Wir hatten wieder einmal Besuch von der Verwandtschaft. So blieb es nicht aus, dass wir Kinder Platz zum Schlafen machen mussten. Da mein großer Bruder ein Schreinergeselle war, konnte er für die Familie einen großen Esszimmertisch anfertigen. Genau dieser Tisch war immer eine Ausweichliegestätte für uns Kinder, wenn wir Besuch bekamen. Nein! Nicht auf dem Tisch, sondern im Tisch. Meine Eltern kippten einfach den Tisch um und legten ihn verkehrt herum hin. Eine von meiner Mutter extra dafür angefertigte Matratze wurde in den Tischrahmen gelegt. An Kissen und Decken mangelte es uns auch nicht. Fertig war ein großes Bett für zwei meiner kleineren Geschwister. Zusätzlich warf meine Mutter eine Decke über die hochstehenden Tischbeine und machte aus dem „Tischbett“ eine Art Zelt. In diesem Zelt wollte und durfte auch jeder einmal schlafen. Ich selber durfte diesmal im Bett meiner Eltern übernachten. Am Fußende des Bettes stand ein kleiner Diwan. Auf diesem schlief mein um ein Jahr älterer Bruder. Es war genau richtig für seine damalige Größe. Ich war sechs Jahre alt und freute mich immer, wenn ich mal wieder bei meinen Eltern schlafen durfte.
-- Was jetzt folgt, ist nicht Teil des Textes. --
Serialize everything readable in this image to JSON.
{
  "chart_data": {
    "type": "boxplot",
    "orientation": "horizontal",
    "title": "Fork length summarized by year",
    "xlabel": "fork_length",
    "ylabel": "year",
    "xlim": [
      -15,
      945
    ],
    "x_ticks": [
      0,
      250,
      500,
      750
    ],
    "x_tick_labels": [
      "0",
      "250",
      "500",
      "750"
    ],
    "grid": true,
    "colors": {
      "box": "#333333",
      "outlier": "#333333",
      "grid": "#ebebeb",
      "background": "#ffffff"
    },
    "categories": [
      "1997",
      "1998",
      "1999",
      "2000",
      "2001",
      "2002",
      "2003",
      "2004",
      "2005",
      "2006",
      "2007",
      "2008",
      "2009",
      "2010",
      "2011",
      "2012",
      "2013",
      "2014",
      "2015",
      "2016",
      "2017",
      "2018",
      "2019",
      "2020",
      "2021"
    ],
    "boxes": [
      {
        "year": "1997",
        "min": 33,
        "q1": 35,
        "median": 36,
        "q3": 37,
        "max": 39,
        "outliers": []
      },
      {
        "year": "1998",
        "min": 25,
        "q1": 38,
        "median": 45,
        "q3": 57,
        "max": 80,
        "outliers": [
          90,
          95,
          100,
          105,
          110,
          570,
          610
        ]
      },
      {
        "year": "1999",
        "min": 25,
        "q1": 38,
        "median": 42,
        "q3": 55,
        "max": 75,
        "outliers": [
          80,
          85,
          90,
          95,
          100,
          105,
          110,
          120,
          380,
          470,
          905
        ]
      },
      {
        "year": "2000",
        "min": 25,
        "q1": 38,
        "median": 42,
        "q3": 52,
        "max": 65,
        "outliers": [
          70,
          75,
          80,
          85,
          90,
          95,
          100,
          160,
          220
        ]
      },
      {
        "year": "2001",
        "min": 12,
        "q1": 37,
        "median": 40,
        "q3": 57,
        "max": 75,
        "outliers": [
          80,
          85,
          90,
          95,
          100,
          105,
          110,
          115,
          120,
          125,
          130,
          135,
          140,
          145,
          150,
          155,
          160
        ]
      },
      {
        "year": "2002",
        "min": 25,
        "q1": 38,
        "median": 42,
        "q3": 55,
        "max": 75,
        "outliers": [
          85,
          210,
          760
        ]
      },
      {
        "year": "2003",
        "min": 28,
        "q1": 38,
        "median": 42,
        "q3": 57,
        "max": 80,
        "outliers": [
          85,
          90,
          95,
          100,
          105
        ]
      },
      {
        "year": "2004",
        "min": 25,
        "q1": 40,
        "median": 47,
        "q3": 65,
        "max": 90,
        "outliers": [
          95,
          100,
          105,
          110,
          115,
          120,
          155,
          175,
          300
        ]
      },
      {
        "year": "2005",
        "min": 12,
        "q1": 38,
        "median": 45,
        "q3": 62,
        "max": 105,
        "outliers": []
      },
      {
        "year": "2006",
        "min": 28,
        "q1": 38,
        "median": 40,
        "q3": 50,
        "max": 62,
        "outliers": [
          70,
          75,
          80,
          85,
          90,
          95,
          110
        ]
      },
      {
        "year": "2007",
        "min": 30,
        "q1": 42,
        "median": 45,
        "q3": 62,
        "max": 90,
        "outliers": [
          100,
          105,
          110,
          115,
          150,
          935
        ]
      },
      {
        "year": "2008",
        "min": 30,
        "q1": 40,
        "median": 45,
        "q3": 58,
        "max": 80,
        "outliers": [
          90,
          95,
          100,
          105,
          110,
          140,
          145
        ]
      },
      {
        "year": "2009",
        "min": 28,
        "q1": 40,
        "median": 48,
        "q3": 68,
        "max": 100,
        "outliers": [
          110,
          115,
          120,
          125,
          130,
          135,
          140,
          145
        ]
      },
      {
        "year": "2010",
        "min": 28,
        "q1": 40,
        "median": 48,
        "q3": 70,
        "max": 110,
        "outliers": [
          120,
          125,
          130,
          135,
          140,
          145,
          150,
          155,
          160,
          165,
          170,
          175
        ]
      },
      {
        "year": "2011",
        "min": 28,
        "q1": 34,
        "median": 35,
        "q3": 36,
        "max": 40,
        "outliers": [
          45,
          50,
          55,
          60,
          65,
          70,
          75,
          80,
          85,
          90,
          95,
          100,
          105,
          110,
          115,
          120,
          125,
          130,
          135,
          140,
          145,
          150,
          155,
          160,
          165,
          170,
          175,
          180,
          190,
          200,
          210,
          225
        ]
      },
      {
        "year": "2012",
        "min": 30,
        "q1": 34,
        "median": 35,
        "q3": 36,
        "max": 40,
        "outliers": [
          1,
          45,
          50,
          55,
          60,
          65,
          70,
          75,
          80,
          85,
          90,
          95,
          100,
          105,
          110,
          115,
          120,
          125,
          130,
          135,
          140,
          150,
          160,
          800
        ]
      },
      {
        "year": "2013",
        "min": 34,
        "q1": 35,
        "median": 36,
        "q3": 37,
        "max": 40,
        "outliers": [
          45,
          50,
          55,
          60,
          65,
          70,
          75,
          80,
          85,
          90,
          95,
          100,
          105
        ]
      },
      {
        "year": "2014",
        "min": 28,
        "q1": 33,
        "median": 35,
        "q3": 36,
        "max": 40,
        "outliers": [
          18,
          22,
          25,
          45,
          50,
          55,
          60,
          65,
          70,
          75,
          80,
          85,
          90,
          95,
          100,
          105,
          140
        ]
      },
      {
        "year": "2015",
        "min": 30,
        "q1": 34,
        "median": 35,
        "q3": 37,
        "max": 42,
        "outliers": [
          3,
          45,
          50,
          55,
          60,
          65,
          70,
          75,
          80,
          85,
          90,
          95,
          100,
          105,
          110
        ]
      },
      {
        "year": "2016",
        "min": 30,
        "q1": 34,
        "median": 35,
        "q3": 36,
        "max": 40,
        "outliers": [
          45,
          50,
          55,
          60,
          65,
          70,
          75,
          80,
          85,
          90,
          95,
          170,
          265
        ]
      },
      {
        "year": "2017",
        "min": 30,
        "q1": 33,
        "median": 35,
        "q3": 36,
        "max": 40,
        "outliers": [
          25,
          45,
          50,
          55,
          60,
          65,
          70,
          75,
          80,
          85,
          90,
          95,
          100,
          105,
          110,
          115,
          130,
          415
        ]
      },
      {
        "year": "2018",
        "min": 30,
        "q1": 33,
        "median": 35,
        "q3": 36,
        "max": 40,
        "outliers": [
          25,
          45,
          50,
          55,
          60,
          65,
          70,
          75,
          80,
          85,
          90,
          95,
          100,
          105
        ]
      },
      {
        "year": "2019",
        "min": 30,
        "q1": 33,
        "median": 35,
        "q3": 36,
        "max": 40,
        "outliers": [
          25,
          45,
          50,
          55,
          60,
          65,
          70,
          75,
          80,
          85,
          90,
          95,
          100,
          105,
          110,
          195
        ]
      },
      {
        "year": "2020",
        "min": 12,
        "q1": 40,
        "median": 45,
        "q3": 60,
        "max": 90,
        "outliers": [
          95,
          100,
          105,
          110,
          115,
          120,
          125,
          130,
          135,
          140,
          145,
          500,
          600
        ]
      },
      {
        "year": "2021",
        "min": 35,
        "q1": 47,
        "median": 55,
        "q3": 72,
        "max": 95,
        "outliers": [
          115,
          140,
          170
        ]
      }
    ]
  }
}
Mitten in der Nacht. Alle schliefen schon, als es plötzlich einen Knall gab. Es hörte sich an, als ob jemand eine Schublade mit Schwung zuknallen ließ oder eine entfernte Tür zuknallte. Wir vier, mein Vater, meine Mutter, mein Bruder und ich, saßen wie auf Kommando aufrecht im Bett. Vor Angst traute ich mich nicht zu atmen. Meine Eltern verließen das Bett, um nach der Ursache zu sehen. Ich klammerte mich ans Nachthemd meiner Mutter und ließ mich auch nicht davon abbringen mitzugehen. Ich wollte auf keinen Fall allein im Bett zurückbleiben. Mein Vater, mit einer Taschenlampe voran, wir hinterher. Nur ja nicht die Mädels im Tischzelt aufwecken, dachte ich, aber die schliefen wie die Murmeltiere. Sie hatten von all dem bis jetzt nichts mitbekommen, obwohl sie in dem Raum schliefen, von dem das Geräusch zu hören war. Mein Vater bemerkte als Erster, woher dieser Knall kam. Ohne ein Wort zu sagen, leuchtete er mit der Lampe auf unser Medizinschränkchen an der Wand, um meine Mutter darauf aufmerksam zu machen. Diese sah jedoch gerade nach den schlafenden Kindern. Ich hielt mich immer noch an ihrem Nachthemd fest und wich nicht von ihrer Seite. Meine Mutter näherte sich dann wieder meinem Vater. Ich immer hinterher. Der Störenfried wurde gefunden. Das Türchen vom Medizinschränkchen stand offen. Meine Mutter meinte später, sie dachte zuerst, dass die Kleinen sich einen Scherz erlaubt hätten, aber es stand kein Stuhl davor und ohne Kletterhilfe kamen diese nicht an das Schränkchen. Unvermittelt knallte das Türchen vom Medizinschränkchen auf einmal zu, um gleich darauf mit Schwung wieder aufzuspringen. Weil es so schön war, das Gleiche noch einmal.